Sorvolo, caro dottor Raso, sull'espressione — da lei aborrita — «nulla a che vedere». «come potrebbe inferirsi da questo ritratto» : non sarebbe meglio «come si potrebbe inferire (dedurre) da questo ritratto»? «goderselo nel qui e ora»: forse l'autore (o la traduttrice) ha voluto ricorrere a un artificio stilistico, ma a me nel qui non piace. Trovo, infatti, più efficace — anche sotto l'aspetto puramente stilistico — «goderselo qui e ora».
E ora, caro dottor Raso, a mo' di ringraziamento per la sua gentile ospitalità, riporto una frase che certamente lei apprezzerà molto: «impegnata nell'esercizio che a quei tempi si chiamava, in Spagna, jogging o footing», non saprei, un paese così negato per le lingue in generale quanto propenso ad appropriarsi di termini altrui che non capisce e neppure sa pronunciare.. Ehm paese lo avrei scritto con l'iniziale maiuscola, poiché la Spagna è una nazione. (Spunti e citazione sono tratti da Così ha inizio il male di Javier Marìas, traduzione di M. Nicola)
Ines Desideri
Prendere riviera
La locuzione che avete appena letto, di uso raro, per la verità e quindi poco conosciuta, ci è stata tramandata dal linguaggio marinaro di un tempo.

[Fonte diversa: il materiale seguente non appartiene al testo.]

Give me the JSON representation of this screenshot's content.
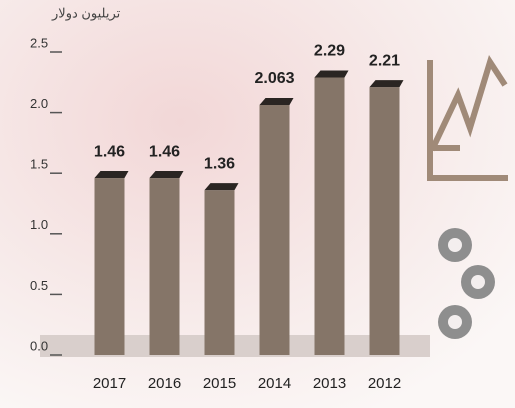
{
  "chart_data": {
    "type": "bar",
    "y_label": "تريليون دولار",
    "categories": [
      "2017",
      "2016",
      "2015",
      "2014",
      "2013",
      "2012"
    ],
    "values": [
      1.46,
      1.46,
      1.36,
      2.063,
      2.29,
      2.21
    ],
    "value_labels": [
      "1.46",
      "1.46",
      "1.36",
      "2.063",
      "2.29",
      "2.21"
    ],
    "color": "#857568",
    "ylim": [
      0,
      2.5
    ],
    "yticks": [
      {
        "value": 0,
        "label": "0.0"
      },
      0.5,
      {
        "value": 1,
        "label": "1.0"
      },
      1.5,
      {
        "value": 2,
        "label": "2.0"
      },
      2.5
    ]
  }
}
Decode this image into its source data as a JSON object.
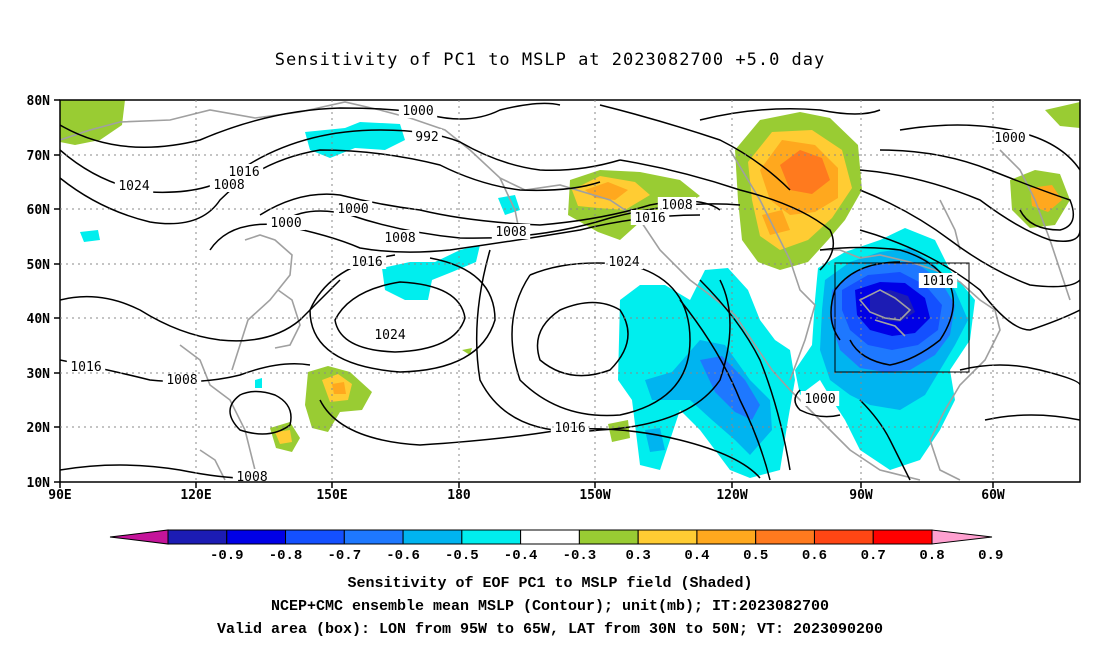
{
  "title": "Sensitivity of PC1 to MSLP at 2023082700 +5.0 day",
  "lat_labels": [
    "80N",
    "70N",
    "60N",
    "50N",
    "40N",
    "30N",
    "20N",
    "10N"
  ],
  "lon_labels": [
    "90E",
    "120E",
    "150E",
    "180",
    "150W",
    "120W",
    "90W",
    "60W"
  ],
  "contour_labels": [
    {
      "text": "1000"
    },
    {
      "text": "992"
    },
    {
      "text": "1016"
    },
    {
      "text": "1024"
    },
    {
      "text": "1008"
    },
    {
      "text": "1000"
    },
    {
      "text": "1000"
    },
    {
      "text": "1008"
    },
    {
      "text": "1016"
    },
    {
      "text": "1016"
    },
    {
      "text": "1024"
    },
    {
      "text": "1016"
    },
    {
      "text": "1008"
    },
    {
      "text": "1008"
    },
    {
      "text": "1000"
    },
    {
      "text": "1016"
    },
    {
      "text": "1024"
    },
    {
      "text": "1016"
    },
    {
      "text": "1008"
    },
    {
      "text": "1000"
    },
    {
      "text": "1008"
    }
  ],
  "colorbar": {
    "labels": [
      "-0.9",
      "-0.8",
      "-0.7",
      "-0.6",
      "-0.5",
      "-0.4",
      "-0.3",
      "0.3",
      "0.4",
      "0.5",
      "0.6",
      "0.7",
      "0.8",
      "0.9"
    ],
    "colors": [
      "#1c1cb4",
      "#0000e6",
      "#1450ff",
      "#1e78ff",
      "#00b4f0",
      "#00eeee",
      "#ffffff",
      "#99cc33",
      "#ffcc33",
      "#ffa81e",
      "#ff7a1e",
      "#ff4614",
      "#ff0000"
    ],
    "low_color": "#c4149a",
    "high_color": "#ffa0d0"
  },
  "footer": {
    "line1": "Sensitivity of EOF PC1 to MSLP field (Shaded)",
    "line2": "NCEP+CMC ensemble mean MSLP (Contour); unit(mb); IT:2023082700",
    "line3": "Valid area (box): LON from 95W to 65W, LAT from 30N to 50N; VT: 2023090200"
  }
}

Si adopera, naturalmente, in senso figurato e significa essere usciti, finalmente, da una situazione difficilissima e poter riprendere, anzi, poter cominciare una nuova vita più tranquilla e serena della precedente.
Nel gergo marinaro di un tempo l'espressione si adoperava per mettere in evidenza il fatto di essere riusciti ad approdare felicemente ma soprattutto di essere riusciti a riparare in un porto per sfuggire al maltempo e controllare lo stato del natante.